The system works like this: When AOL employees become aware of a child pornography image included as an e-mail attachment, they forward the attachment and information about the sender's geographic location to the National Center for Missing & Exploited Children, which in turn sends it to the appropriate law enforcement agency. AOL also generates a digital fingerprint of the image so it can be automatically flagged if it flows through the company's network in the future.

...

Another possibility, Schoen said, is that child pornographers who know how the system works would simply make a tiny tweak to photographs to avoid detection--rendering the hash detection system useless. Internet providers could counter-attack using a "locality sensitive hash" function that's designed to detect similar files, but even that in turn could be foiled if image files are encrypted.

Schoen is quite right, of course. Cryptographic hashes are particularly poorly suited to this problem because the whole point is for them to be sensitive to even single-bit errors. There certainly are fuzzier hashes but pretty much any hash function you use is going to be easy to defeat by even simple non-cryptographic transformations in the data, let alone by encryption.

There are two challenges to making an encryption scheme work here. The first is that because ciphertext is so high entropy it's generally fairly easy to detect. The good news is that compressed images in general are very high entropy anyway, so ciphertext is fairly easy to hide there using standard steganographic techniques work. There are techniques for detecting steganography but they're not superfast and the job can be made arbitrarily difficult if you're willing to accept a suitably low coding rate.

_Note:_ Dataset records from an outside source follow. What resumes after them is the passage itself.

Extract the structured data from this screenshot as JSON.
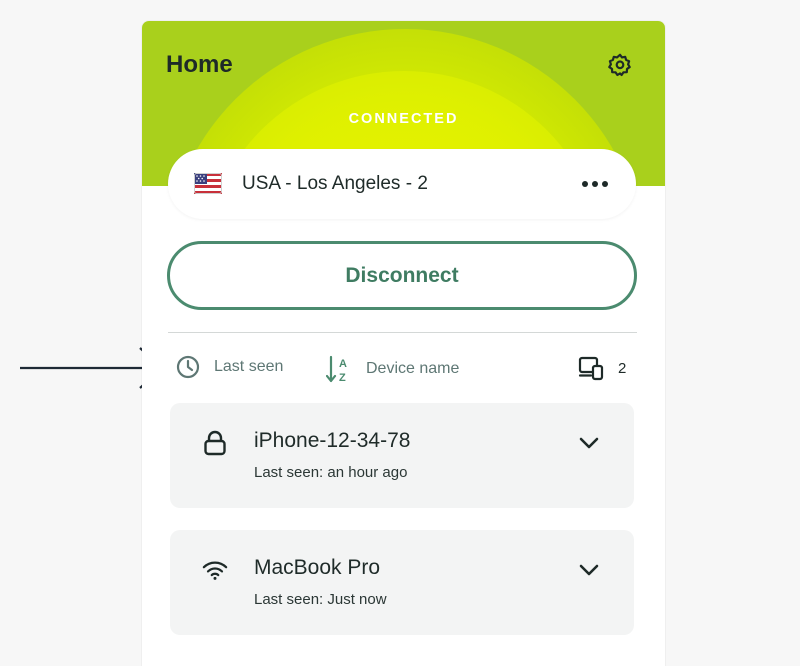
{
  "header": {
    "title": "Home",
    "status": "CONNECTED"
  },
  "location": {
    "name": "USA - Los Angeles - 2",
    "flag_icon": "us-flag-icon"
  },
  "actions": {
    "disconnect_label": "Disconnect"
  },
  "sort": {
    "last_seen_label": "Last seen",
    "device_name_label": "Device name",
    "device_count": "2"
  },
  "devices": [
    {
      "name": "iPhone-12-34-78",
      "last_seen": "Last seen: an hour ago",
      "icon": "lock-icon"
    },
    {
      "name": "MacBook Pro",
      "last_seen": "Last seen: Just now",
      "icon": "wifi-icon"
    }
  ],
  "colors": {
    "accent": "#4b8b6f",
    "hero": "#c5e006",
    "card_bg": "#f3f4f4"
  }
}
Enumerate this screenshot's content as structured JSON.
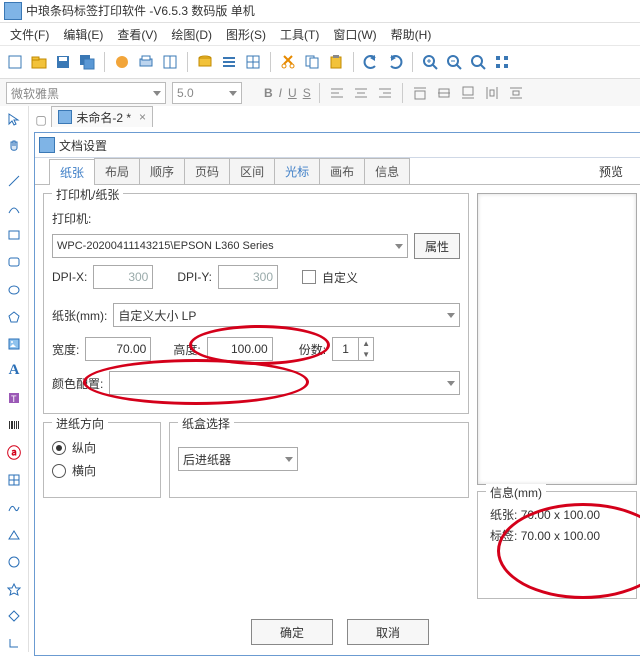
{
  "app_title": "中琅条码标签打印软件 -V6.5.3 数码版 单机",
  "menus": [
    "文件(F)",
    "编辑(E)",
    "查看(V)",
    "绘图(D)",
    "图形(S)",
    "工具(T)",
    "窗口(W)",
    "帮助(H)"
  ],
  "format_bar": {
    "font_placeholder": "微软雅黑",
    "size_placeholder": "5.0",
    "b": "B",
    "i": "I",
    "u": "U",
    "s": "S"
  },
  "doc_tab": "未命名-2 *",
  "dialog": {
    "title": "文档设置",
    "tabs": [
      "纸张",
      "布局",
      "顺序",
      "页码",
      "区间",
      "光标",
      "画布",
      "信息"
    ],
    "active_tab": 0,
    "preview_label": "预览",
    "group1": {
      "legend": "打印机/纸张",
      "printer_label": "打印机:",
      "printer_value": "WPC-20200411143215\\EPSON L360 Series",
      "props_btn": "属性",
      "dpi_x_label": "DPI-X:",
      "dpi_x": "300",
      "dpi_y_label": "DPI-Y:",
      "dpi_y": "300",
      "custom_chk": "自定义",
      "paper_label": "纸张(mm):",
      "paper_value": "自定义大小 LP",
      "width_label": "宽度:",
      "width": "70.00",
      "height_label": "高度:",
      "height": "100.00",
      "copies_label": "份数:",
      "copies": "1",
      "color_label": "颜色配置:",
      "color_value": ""
    },
    "group2": {
      "legend": "进纸方向",
      "opt1": "纵向",
      "opt2": "横向",
      "selected": "纵向"
    },
    "group3": {
      "legend": "纸盒选择",
      "tray": "后进纸器"
    },
    "info": {
      "legend": "信息(mm)",
      "paper_l": "纸张:",
      "paper_v": "70.00 x 100.00",
      "label_l": "标签:",
      "label_v": "70.00 x 100.00"
    },
    "ok": "确定",
    "cancel": "取消"
  },
  "icons": {
    "new": "#f2a53a",
    "open": "#f2c23a",
    "save": "#3a78b5",
    "saveall": "#3a78b5",
    "cut": "#e68a00",
    "copy": "#3a78b5",
    "paste": "#3a78b5",
    "undo": "#3a78b5",
    "redo": "#3a78b5",
    "zoomin": "#3a78b5",
    "zoomout": "#3a78b5",
    "grid": "#3a78b5"
  }
}
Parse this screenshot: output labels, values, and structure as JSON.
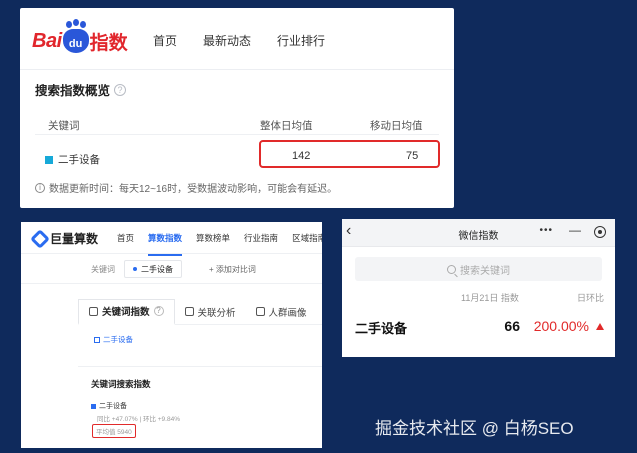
{
  "baidu": {
    "logo_left": "Bai",
    "logo_mid": "du",
    "logo_right": "指数",
    "nav": [
      "首页",
      "最新动态",
      "行业排行"
    ],
    "section_title": "搜索指数概览",
    "help_glyph": "?",
    "col_keyword": "关键词",
    "col_overall": "整体日均值",
    "col_mobile": "移动日均值",
    "keyword": "二手设备",
    "keyword_color": "#16a9d8",
    "overall_value": "142",
    "mobile_value": "75",
    "info_glyph": "i",
    "note": "数据更新时间：每天12~16时，受数据波动影响，可能会有延迟。",
    "highlight_color": "#e12a2a"
  },
  "juliang": {
    "logo": "巨量算数",
    "nav": [
      "首页",
      "算数指数",
      "算数榜单",
      "行业指南",
      "区域指南"
    ],
    "active_nav_index": 1,
    "keyword_label": "关键词",
    "keyword_chip": "二手设备",
    "add_compare": "+ 添加对比词",
    "tabs": [
      "关键词指数",
      "关联分析",
      "人群画像"
    ],
    "tab_help": "?",
    "selected_keyword": "二手设备",
    "card_title": "关键词搜索指数",
    "series_name": "二手设备",
    "ratio_text": "同比 +47.07% | 环比 +9.84%",
    "avg_text": "平均值 5940",
    "accent": "#2a6cf0"
  },
  "wechat": {
    "back_glyph": "‹",
    "title": "微信指数",
    "more_glyph": "•••",
    "min_glyph": "—",
    "search_placeholder": "搜索关键词",
    "date_label": "11月21日 指数",
    "dod_label": "日环比",
    "keyword": "二手设备",
    "value": "66",
    "change": "200.00%",
    "change_color": "#e12a2a"
  },
  "watermark": "掘金技术社区 @ 白杨SEO"
}
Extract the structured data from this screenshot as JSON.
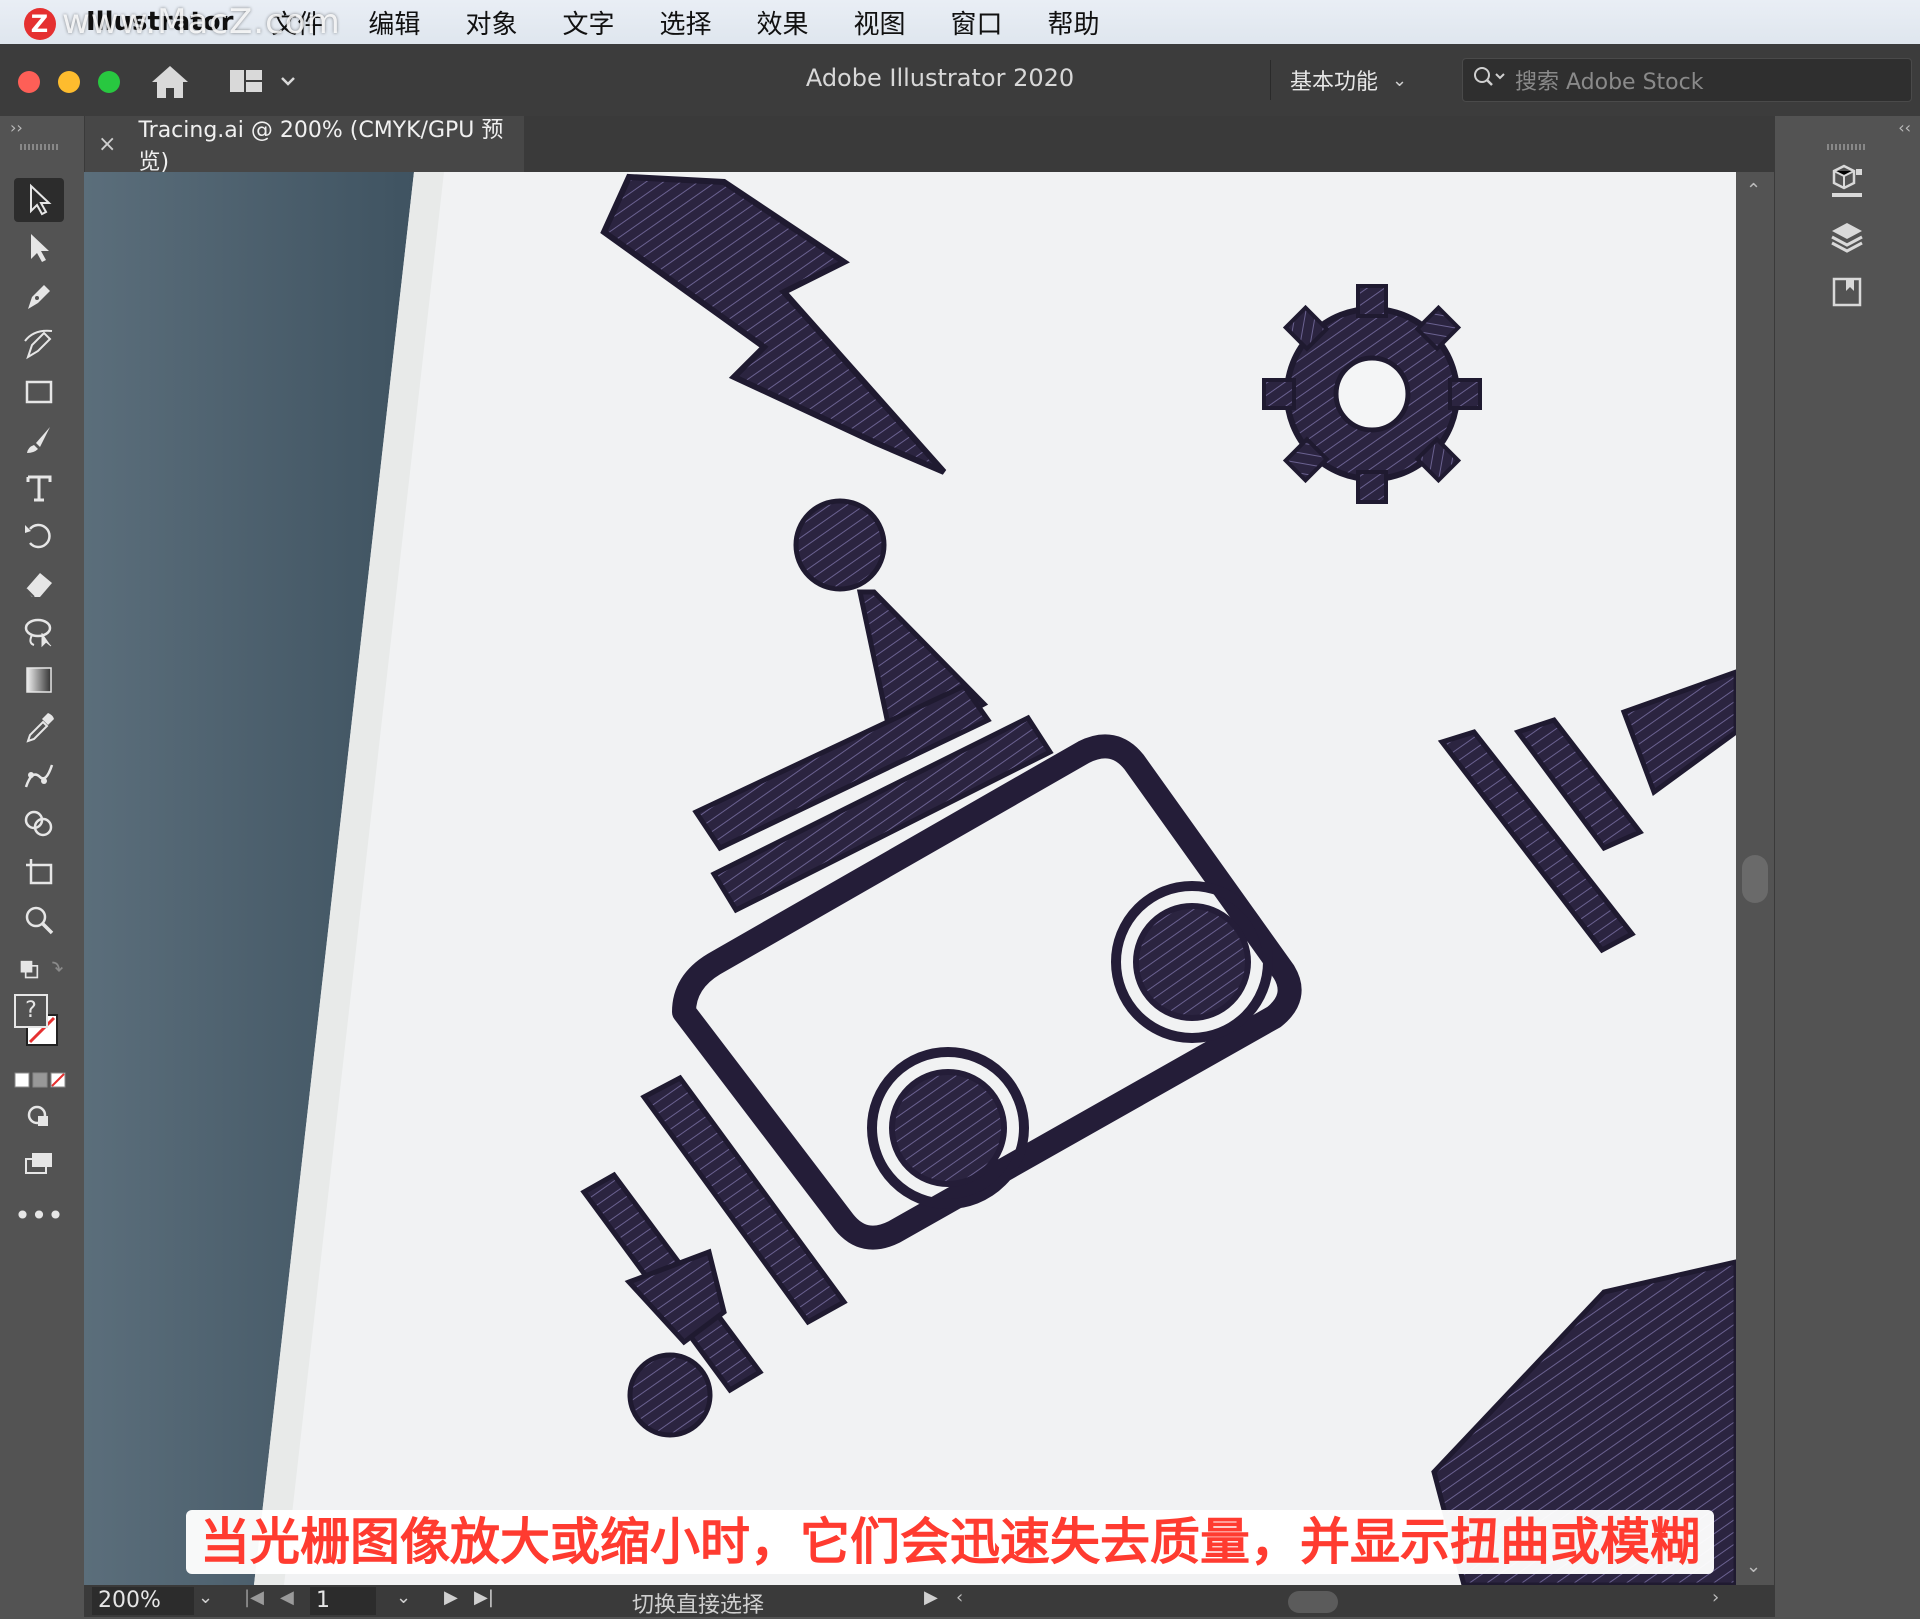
{
  "menubar": {
    "app_name": "Illustrator",
    "items": [
      "文件",
      "编辑",
      "对象",
      "文字",
      "选择",
      "效果",
      "视图",
      "窗口",
      "帮助"
    ]
  },
  "watermark": {
    "badge": "Z",
    "text": "www.MacZ.com"
  },
  "titlebar": {
    "title": "Adobe Illustrator 2020",
    "workspace": "基本功能",
    "stock_search_placeholder": "搜索 Adobe Stock"
  },
  "document_tab": {
    "close": "×",
    "label": "Tracing.ai @ 200% (CMYK/GPU 预览)"
  },
  "tools": [
    "selection-tool",
    "direct-selection-tool",
    "pen-tool",
    "curvature-tool",
    "rectangle-tool",
    "paintbrush-tool",
    "type-tool",
    "rotate-tool",
    "eraser-tool",
    "lasso-tool",
    "gradient-tool",
    "eyedropper-tool",
    "puppet-warp-tool",
    "shape-builder-tool",
    "artboard-tool",
    "zoom-tool"
  ],
  "fill_stroke": {
    "fill_unknown": "?"
  },
  "right_panels": [
    "libraries-panel",
    "layers-panel",
    "export-panel"
  ],
  "statusbar": {
    "zoom": "200%",
    "page": "1",
    "status_text": "切换直接选择"
  },
  "subtitle": "当光栅图像放大或缩小时，它们会迅速失去质量，并显示扭曲或模糊",
  "colors": {
    "ink": "#2b2440",
    "paper": "#f4f5f6",
    "desk": "#4f6270",
    "subtitle_red": "#ff3b30",
    "ui_dark": "#3c3c3c",
    "ui_mid": "#535353"
  }
}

The second challenge, is to design a scheme that doesn't require the communicating parties to exchange cryptographic keys. You could of course just carry the key in the message. This would still produce a basically random ciphertext which would defeat simple hash matching--until the ISPs reverse engineer your data format and figure out how to extract the encryption keys that is. However, there's a simple workaround use a short encryption key (say 24 bits or so) but don't put it in the message. The recipient just exhaustively searches the key space, which doesn't take long. Obviously, the ISPs could do the same thing but they're at a very severe disadvantage because they have to scan every candidate message--which is basically impractical--whereas you just need to scan the ones sent to you.